Fat shaming is real—and I experienced it
Also, although I didn’t admit it before, it feels great to go back to being small enough to no longer feel so fat shamed.
No one in our culture wants to admit it, but the reaction to most people of size is aversion and disgust; the 3-5 years I spent at the top of my body size were enough to make me want to roll my shape back the other way if I had the opportunity.
For me, the point of getting into fitness was never to lose a lot of weight, but it’s been a total thrill to lose some weight—and turn so much of the fat into muscle. I also relish the feeling of fitting in more than I did, even as I cringe to admit it— being profiled as the fat chick isn’t really a fun thing–and it’s something broken about our culture.
Exercise has sets of skills I can master—and I’m competitive about them
18 months ago, I could barely spend 30 seconds holding myself up on the air bike aka Roman chair, before flopping like a fish out of water. Today, I can do three sets of demanding dips, 10 each set, on that piece of equipment. I can do 10 real pushups and I can lift all kinds of progressively heavier weight.
Oh yes—and I can run—not jog—run—for a minute and a half at a time before dropping back to my fast job (which I can do for 30 minutes without stopping, no problem.
And assisted pull ups? I’ve gone from lifting 20 lbs to lifting 50 and hope to one day do unassisted pull-ups (like maybe 30 lbs from now?)
I understand this isn’t the same as mastering a waltz jump or a sitz spin, or the other figures I worked on when I skated, but mentally, it feels a lot the same—and I like seeing myself improve.
I want to be really, really fit
My goals about my body have shifted, maybe even evolved, in the past 18 months. I’ve gone from someone who was getting really fat and winded to someone who’s trimmed down considerably.
I now understand that while I will never be a skinny person ( thanks, Russian Jewish peasant survivor genes!), I can become the fittest, most limber version of myself—the one who can touch her palms to the floor, get up from a sitting position on the floor in one movement, do a handstand (not yet), the one who can run—not jog—a mile without stopping—and so on.
And I love becoming this person. I love doing this for myself. And it feels really good.
I can claim something I never had—pride in my strong body and care for it
This week, my trainer told me that I was one of the strongest people he trained.
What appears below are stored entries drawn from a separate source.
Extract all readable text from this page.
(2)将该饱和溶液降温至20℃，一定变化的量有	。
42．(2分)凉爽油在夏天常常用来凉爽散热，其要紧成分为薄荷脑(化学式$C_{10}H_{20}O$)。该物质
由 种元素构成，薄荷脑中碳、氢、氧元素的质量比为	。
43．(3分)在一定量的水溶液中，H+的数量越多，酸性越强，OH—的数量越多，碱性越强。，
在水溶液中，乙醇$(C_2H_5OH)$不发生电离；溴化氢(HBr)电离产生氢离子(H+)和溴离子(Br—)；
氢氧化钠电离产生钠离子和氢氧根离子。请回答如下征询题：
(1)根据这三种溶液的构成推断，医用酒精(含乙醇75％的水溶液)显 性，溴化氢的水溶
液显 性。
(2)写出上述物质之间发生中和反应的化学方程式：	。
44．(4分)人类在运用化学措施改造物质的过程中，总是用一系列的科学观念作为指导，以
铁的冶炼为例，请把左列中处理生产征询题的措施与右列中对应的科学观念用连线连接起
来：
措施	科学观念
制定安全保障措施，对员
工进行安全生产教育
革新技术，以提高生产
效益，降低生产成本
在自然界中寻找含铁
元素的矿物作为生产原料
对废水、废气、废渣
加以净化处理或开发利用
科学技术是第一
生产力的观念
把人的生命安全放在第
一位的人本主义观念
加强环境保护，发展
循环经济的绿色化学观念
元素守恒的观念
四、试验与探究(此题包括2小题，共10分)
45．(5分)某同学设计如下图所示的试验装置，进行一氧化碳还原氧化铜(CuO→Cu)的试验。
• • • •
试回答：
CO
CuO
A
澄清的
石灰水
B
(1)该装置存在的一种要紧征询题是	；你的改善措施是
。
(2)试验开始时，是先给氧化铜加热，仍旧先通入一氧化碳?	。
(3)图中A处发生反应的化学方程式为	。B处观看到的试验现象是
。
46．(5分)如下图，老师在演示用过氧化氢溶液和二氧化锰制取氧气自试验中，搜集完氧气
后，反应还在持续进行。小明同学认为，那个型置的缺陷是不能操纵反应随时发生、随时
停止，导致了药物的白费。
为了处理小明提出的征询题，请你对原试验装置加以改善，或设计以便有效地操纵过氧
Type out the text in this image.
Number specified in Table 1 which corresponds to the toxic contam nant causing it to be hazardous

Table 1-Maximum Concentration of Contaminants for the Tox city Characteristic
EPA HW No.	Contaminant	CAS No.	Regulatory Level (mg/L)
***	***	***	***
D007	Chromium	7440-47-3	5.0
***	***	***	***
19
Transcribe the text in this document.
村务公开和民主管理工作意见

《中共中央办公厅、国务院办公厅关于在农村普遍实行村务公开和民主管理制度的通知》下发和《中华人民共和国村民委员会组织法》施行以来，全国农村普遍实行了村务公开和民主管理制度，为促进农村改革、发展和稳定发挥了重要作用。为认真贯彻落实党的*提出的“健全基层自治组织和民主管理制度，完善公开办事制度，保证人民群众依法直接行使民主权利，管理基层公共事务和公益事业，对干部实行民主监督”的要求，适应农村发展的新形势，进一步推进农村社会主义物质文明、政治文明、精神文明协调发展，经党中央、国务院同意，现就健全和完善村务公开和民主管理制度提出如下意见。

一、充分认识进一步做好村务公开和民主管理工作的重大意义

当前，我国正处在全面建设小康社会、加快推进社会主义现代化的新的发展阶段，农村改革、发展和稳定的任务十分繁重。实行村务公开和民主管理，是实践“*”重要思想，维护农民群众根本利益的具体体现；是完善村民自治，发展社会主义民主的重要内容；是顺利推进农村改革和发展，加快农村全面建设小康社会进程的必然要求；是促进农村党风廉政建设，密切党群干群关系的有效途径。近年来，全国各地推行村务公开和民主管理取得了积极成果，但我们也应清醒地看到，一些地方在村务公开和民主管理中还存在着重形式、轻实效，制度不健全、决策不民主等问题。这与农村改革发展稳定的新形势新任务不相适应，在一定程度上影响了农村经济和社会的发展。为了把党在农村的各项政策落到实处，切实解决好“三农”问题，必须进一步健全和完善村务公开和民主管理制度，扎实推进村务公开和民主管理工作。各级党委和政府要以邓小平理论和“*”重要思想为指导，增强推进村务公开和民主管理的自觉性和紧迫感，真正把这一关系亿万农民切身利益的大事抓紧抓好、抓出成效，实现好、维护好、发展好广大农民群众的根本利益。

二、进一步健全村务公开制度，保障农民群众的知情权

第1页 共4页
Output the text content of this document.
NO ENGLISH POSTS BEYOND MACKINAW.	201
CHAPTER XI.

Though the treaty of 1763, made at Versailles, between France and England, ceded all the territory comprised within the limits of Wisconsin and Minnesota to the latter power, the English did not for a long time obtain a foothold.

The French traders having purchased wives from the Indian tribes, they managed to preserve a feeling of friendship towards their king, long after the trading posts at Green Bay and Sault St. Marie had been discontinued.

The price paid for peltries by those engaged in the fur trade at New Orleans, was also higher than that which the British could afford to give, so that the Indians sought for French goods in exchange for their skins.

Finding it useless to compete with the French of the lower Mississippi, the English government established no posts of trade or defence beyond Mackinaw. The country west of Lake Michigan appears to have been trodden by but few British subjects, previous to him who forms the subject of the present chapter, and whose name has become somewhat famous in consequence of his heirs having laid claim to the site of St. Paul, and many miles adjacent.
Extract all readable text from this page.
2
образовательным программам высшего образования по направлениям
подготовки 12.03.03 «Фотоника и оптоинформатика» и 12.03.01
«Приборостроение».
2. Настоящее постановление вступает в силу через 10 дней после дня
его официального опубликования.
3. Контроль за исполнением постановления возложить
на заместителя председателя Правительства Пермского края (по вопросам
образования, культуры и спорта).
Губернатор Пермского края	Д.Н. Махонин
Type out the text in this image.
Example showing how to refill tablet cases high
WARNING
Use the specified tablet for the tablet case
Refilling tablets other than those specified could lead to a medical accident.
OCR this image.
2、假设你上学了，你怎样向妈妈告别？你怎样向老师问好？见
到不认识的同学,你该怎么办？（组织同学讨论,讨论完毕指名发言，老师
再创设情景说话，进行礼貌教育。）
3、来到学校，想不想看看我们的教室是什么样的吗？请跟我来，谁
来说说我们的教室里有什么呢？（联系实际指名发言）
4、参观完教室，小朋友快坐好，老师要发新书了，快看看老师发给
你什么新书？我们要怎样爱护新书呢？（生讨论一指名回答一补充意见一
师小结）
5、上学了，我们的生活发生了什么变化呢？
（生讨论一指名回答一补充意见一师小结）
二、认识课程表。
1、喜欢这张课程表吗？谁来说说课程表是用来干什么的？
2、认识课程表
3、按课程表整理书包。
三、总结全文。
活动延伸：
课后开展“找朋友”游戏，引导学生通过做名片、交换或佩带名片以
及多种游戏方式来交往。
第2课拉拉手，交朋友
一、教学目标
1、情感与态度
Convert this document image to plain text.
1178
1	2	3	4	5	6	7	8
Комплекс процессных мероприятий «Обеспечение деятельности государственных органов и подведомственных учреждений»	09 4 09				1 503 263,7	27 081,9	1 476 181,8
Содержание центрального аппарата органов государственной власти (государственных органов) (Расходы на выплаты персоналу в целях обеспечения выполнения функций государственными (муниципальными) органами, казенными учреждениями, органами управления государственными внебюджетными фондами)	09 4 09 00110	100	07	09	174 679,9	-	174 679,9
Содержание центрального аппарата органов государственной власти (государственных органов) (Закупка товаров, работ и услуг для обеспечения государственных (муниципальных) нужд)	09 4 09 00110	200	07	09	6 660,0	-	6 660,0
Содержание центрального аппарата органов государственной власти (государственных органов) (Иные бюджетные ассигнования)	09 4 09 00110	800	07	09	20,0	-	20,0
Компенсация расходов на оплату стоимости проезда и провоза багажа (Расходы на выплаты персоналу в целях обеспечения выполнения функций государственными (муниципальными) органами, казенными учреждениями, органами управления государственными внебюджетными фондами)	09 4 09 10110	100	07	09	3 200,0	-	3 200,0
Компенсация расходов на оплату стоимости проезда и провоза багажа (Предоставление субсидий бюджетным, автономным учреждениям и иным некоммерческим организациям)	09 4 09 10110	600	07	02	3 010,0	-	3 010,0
That was as I pressed 105 lbs for my thigh abduction exercises. Given that I rebelled in my family by refusing to play sports and sat in the house defiantly reading instead, this connection to my body and my strength feels hard-won—and late.
And yet, this may be the first time I’m really putting my Russian Lady Wrestler frame and familial East European constitution to work on my own behalf in this particular way—building muscles and endurance for myself.
I want to run—and I am running—and I do sit ups, too
The two most unappealing exercises I could imagine for most of my life were running (too sweaty and hard on the knees) and sit ups—why bother?
Somehow, I’ve become someone who likes to run intervals and do 300 sit ups in one session. Both of these things, which I couldn’t imagine ever voluntarily doing, I do because they feel really good (and because they help change me in positive ways).
It’s the long haul and I’m in it
The downside to my entry into fitness that that progress can feel slow. I didn’t lose 65 lbs in 8 months, or drop 5 dress sizes in 10 weeks.
Instead, I slowly and consistently started to work out, building strength, capacity, flexibility, balance and endurance, reducing my waist by 14 inches, taking my pants down 3 sizes, and going down in bra size both at waistband and cup.
But as much as I wish I could slim faster, I remember that for me this is forever and that whatever happens, I am into working out for the long haul. And that perhaps, is the most astounding thing of all.